Dep. of Agronomy, Univ. of Arkansas, Fayetteville, AR 27201

^* Corresponding author (csneller{at}comp.uark.edu).

The additive main effects and multiplicative interaction (AMMI) estimate of genotype performance removes genotype x environment interaction (GEI) noise that is intrinsic to full-data estimates of genotype performance in specific environments, thereby producing estimates that may be more predictive of future performance than full-data estimates. Our objectives were to (i) compare genotype rankings based on AMMI and full-data estimates of performance, and (ii) compare the yield of genotypes selected by the two sets of estimates. Five data sets, each containing data from two consecutive years, were constructed from yield trials of Maturity Group V soybean [Glycine max (L.) Merr.] cultivars conducted at five locations.
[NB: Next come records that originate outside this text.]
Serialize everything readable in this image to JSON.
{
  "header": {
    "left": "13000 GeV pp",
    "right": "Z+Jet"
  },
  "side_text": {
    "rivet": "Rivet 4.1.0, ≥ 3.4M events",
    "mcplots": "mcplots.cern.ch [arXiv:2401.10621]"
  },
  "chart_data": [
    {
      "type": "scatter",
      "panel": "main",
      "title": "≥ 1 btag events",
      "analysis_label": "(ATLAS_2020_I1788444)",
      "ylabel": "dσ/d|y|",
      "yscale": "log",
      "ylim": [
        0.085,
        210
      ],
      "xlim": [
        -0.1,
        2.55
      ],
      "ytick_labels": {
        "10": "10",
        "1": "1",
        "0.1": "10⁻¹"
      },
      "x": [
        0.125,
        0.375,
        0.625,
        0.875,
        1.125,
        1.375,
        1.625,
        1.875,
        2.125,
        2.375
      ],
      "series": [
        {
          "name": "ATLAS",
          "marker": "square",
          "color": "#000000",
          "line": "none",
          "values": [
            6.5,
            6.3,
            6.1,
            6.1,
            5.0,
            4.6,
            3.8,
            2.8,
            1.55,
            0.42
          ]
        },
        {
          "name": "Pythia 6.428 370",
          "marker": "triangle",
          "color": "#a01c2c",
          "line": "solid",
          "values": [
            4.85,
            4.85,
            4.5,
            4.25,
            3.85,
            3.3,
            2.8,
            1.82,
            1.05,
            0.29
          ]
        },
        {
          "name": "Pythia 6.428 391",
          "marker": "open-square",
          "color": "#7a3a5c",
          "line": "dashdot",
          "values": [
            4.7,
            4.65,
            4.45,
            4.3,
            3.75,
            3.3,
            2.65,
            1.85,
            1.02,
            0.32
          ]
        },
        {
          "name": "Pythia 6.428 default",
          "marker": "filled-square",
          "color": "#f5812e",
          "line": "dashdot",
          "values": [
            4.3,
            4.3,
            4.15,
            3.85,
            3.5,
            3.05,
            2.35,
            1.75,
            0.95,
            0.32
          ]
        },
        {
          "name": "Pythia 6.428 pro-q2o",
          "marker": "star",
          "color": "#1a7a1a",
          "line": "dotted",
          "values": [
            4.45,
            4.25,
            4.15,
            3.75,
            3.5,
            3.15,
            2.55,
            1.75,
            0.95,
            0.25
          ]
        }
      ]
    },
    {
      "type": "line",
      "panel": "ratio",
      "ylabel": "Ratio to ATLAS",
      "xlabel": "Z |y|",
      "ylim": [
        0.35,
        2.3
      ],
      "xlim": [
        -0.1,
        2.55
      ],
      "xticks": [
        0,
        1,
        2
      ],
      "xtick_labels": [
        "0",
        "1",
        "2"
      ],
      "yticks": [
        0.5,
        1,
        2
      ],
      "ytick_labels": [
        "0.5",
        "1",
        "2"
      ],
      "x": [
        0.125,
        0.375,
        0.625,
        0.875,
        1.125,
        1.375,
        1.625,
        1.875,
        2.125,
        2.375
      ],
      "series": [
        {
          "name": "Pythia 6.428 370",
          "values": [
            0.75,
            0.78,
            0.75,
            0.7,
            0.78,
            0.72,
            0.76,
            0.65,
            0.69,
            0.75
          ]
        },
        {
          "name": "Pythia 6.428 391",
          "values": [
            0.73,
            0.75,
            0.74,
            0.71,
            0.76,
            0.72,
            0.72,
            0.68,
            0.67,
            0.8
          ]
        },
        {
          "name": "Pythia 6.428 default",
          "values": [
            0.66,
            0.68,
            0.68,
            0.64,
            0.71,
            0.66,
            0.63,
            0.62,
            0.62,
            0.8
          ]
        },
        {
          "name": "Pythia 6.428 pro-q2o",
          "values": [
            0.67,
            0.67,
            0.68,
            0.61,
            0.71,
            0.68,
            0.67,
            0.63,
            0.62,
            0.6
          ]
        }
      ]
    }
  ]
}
The AMMI and full-data estimates of genotype performance were calculated for each location and year in each data set. Rank correlations were calculated between the AMMI and full-data estimates. The yield of the top 15% of all genotypes and the top genotype, as ranked by each method in each location and each year, were compared in the other year of the data set. All correlations between AMMI and full-data estimates were significant within each environment, and both estimates appeared equally predictive of future genotype rankings. The yields of genotypes selected based on either set of estimates were essentially equivalent in nonmodeling years. There was no advantage or disadvantage to either method of estimating genotype performance. Apparently, the GEI patterns incorporated in the AMMI estimates in our study were not repeatable enough across years to produce estimates that were more predictive of future performance than full-data estimates.

Received for publication February 3, 1995.